Intanto, il progetto per 14 milioni di dollari sarà destinato all'area precedentemente definita “spazio pubblico aperto”. Per questo progetto, 'approvazione nel comune di Lod è avvenuta all'unanimità. 

“Quando si affronta la questione abitativa a Lod, sembra che gli ufficiali israeliani applichino una regola nei confronti dei cittadini palestinesi ed un'altra per gli ebrei”, ha affermato Whitson. “Stiamo parlando di una discriminazione che è stata respinta in tutto il mondo”. 

Membri della famiglia Abu Eid hanno raccontato a Hrw che vivono a Lod dal 1950, dopo un primo sfratto, sempre da parte delle autorità israeliane, dalle loro case originarie nella regione della Valle di Hula, a nord di Israele. Poi la famiglia aveva preso in affitto dallo Stato di Israele della terra a Lod. Il governo controlla il 93% della terra e, nella maggioranza dei casi, non vende, ma affitta lotti per periodi di 49 o 98 anni. Essendo classificata come terra agricola e non residenziale, l'intera area in questione è stata sottoposta a restrizioni di costruzione e di densità delle abitazioni. Hrw ha controllato, e ha trovato che anche i quartieri ebraici di Lod, in origine, erano area agricola; qui però, le autorità israeliane hanno proceduto ad una conversione in aree residenziali. 

Le autorità per la pianificazione israeliane hanno negato ai residenti palestinesi i permessi di costruire e, come conseguenza, le loro abitazioni sono ricadute nello status “dell'illegalità”. 

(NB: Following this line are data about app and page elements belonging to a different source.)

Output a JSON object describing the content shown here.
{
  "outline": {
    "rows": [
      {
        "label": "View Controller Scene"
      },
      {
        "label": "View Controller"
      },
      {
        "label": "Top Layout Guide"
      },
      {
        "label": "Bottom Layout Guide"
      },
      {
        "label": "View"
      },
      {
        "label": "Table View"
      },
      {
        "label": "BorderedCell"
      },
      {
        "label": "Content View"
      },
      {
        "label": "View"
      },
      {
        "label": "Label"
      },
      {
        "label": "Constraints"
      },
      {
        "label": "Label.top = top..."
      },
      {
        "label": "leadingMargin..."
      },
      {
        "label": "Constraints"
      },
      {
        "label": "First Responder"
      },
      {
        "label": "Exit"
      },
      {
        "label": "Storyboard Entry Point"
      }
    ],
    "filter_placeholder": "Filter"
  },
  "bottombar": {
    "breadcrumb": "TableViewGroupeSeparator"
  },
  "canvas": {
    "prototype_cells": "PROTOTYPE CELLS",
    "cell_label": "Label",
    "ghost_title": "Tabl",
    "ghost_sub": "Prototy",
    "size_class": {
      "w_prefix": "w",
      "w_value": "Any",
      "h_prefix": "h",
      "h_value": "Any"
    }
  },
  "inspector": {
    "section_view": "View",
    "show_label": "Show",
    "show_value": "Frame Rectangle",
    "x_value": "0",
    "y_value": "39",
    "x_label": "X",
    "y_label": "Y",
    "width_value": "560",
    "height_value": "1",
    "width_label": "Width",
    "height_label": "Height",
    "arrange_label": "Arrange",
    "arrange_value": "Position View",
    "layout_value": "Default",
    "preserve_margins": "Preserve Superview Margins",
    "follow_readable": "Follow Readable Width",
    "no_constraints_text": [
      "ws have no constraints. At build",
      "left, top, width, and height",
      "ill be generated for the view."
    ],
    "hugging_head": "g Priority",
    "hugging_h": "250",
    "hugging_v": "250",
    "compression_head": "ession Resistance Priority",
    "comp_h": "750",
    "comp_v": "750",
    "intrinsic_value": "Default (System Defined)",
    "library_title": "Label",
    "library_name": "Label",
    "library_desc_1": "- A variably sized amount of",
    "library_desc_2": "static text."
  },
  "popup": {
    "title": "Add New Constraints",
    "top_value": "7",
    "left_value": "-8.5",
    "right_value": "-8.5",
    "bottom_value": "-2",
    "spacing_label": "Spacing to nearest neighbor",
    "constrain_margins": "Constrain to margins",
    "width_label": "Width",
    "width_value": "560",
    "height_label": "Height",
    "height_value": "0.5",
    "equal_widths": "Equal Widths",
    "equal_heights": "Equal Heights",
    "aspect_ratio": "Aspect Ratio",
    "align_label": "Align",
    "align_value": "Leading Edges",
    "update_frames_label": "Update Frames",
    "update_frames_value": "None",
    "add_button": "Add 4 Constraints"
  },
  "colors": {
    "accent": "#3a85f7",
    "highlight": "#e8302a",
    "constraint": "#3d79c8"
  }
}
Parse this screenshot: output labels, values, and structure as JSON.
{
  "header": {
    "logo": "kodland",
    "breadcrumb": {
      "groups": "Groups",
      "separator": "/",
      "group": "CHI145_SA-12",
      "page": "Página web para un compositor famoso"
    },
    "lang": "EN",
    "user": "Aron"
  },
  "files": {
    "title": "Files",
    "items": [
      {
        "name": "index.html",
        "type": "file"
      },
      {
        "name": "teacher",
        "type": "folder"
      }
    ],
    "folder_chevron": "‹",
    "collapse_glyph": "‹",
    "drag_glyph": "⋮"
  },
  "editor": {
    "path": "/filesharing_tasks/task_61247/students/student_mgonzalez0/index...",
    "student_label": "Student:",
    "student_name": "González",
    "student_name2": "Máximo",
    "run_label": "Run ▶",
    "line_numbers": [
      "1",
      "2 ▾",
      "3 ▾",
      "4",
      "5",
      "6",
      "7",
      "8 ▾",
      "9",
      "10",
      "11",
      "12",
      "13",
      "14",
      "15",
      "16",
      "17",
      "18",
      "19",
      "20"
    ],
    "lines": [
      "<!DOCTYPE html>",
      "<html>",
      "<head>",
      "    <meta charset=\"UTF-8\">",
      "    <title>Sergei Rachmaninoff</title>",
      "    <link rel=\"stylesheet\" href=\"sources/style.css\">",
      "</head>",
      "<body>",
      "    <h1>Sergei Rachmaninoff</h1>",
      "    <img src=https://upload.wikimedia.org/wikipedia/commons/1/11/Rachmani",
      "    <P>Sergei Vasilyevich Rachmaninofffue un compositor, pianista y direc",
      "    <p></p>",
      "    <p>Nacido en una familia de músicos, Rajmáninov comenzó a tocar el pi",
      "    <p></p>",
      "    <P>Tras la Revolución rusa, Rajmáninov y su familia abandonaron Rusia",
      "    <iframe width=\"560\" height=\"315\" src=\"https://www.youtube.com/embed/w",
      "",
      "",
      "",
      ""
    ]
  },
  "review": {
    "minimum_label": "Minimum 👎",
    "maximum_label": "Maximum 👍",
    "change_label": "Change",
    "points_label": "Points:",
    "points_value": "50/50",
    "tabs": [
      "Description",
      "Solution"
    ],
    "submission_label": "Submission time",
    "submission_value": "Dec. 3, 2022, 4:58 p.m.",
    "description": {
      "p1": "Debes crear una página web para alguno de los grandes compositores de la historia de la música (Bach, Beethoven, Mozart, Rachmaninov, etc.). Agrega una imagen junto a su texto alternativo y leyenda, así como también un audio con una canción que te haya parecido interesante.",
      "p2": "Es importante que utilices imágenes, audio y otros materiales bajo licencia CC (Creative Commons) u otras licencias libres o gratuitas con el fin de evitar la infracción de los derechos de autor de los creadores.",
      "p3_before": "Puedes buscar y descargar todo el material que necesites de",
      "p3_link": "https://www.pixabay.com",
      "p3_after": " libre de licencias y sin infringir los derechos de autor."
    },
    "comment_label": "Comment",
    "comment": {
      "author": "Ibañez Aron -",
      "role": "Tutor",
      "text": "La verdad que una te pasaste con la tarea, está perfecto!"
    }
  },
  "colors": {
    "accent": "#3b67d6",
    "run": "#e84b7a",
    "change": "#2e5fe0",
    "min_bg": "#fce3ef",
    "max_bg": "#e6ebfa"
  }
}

Il primo ordine di sfratto emesso dall'amministrazione fondiaria israeliana risale al 2002. Nel 2010 la famiglia ha perso la lunga lotta legale, quando una pretura di Ramla ne aveva respinto l'appello contro gli ordini di demolizione, sulla base della loro costruzione su terra agricola. 

Ma insieme alla famiglia Abu Eid, fino a fino 2010, altre 45 famiglie palestinesi hanno ricevuto ordini di demolizione. Ad ottobre le autorità israeliane hanno proceduto all'abbattimento di due case di palestinesi nella stesso quartiere. 

La legge israeliana dispone che i proprietari delle case demolite debbano pagare alla municipalità il costo della demolizione oppure saranno perseguiti penalmente. E' prevista anche l'incarcerazione. Di fronte a questo, alcune famiglie di Lod sono state costrette a demolire da sé le proprie case. 

Ad ottobre 2010, il governo ha approvato un paino per “l'assistenza d'emergenza” diretto a “rafforzare e sviluppare le misure contro il crimine” a Lod. 1/4 dei fondi per questo piano, vale a dire 11 milioni di dollari saranno così destinati all'istituzione di “un'autorità per gli sfratti” competente, nei prossimi due anni, “dell'applicazione delle disposizioni previste per i casi di costruzioni illegali”. E' prevista anche la possibilità di un aumento del budget di circa 3 milioni di dollari. 

Da un'altro lato, la stessa delibera prevede un budget di 850 mila dollari per progetti che si propongono di operare un “progresso” presso la comunità palestinese in città, pur non prevedendo alcuna costruzione edilizia. Il piano prevede la costruzione di unità abitative e la conversione di aree agricole in residenziali nel quartiere “Pardes Snir”, a Lod, ma contiene la raccomandazione che, prima di tutto, molte abitazioni palestinesi debbano essere abbattute. 

In tutto lo Stato di Israele, decine di migliaia di case palestinesi non dispongono del permesso edilizio e, pertanto, sono a rischio di demolizione. Solo nel 2009, le autorità israeliane hanno demolito 165 abitazioni palestinesi in tutto il Paese. 

Hwr ha scoperto che le procedure discriminanti vigono anche presso la comunità palestinese non riconosciuta (da Israele) di Dahmash, vicino a Lod.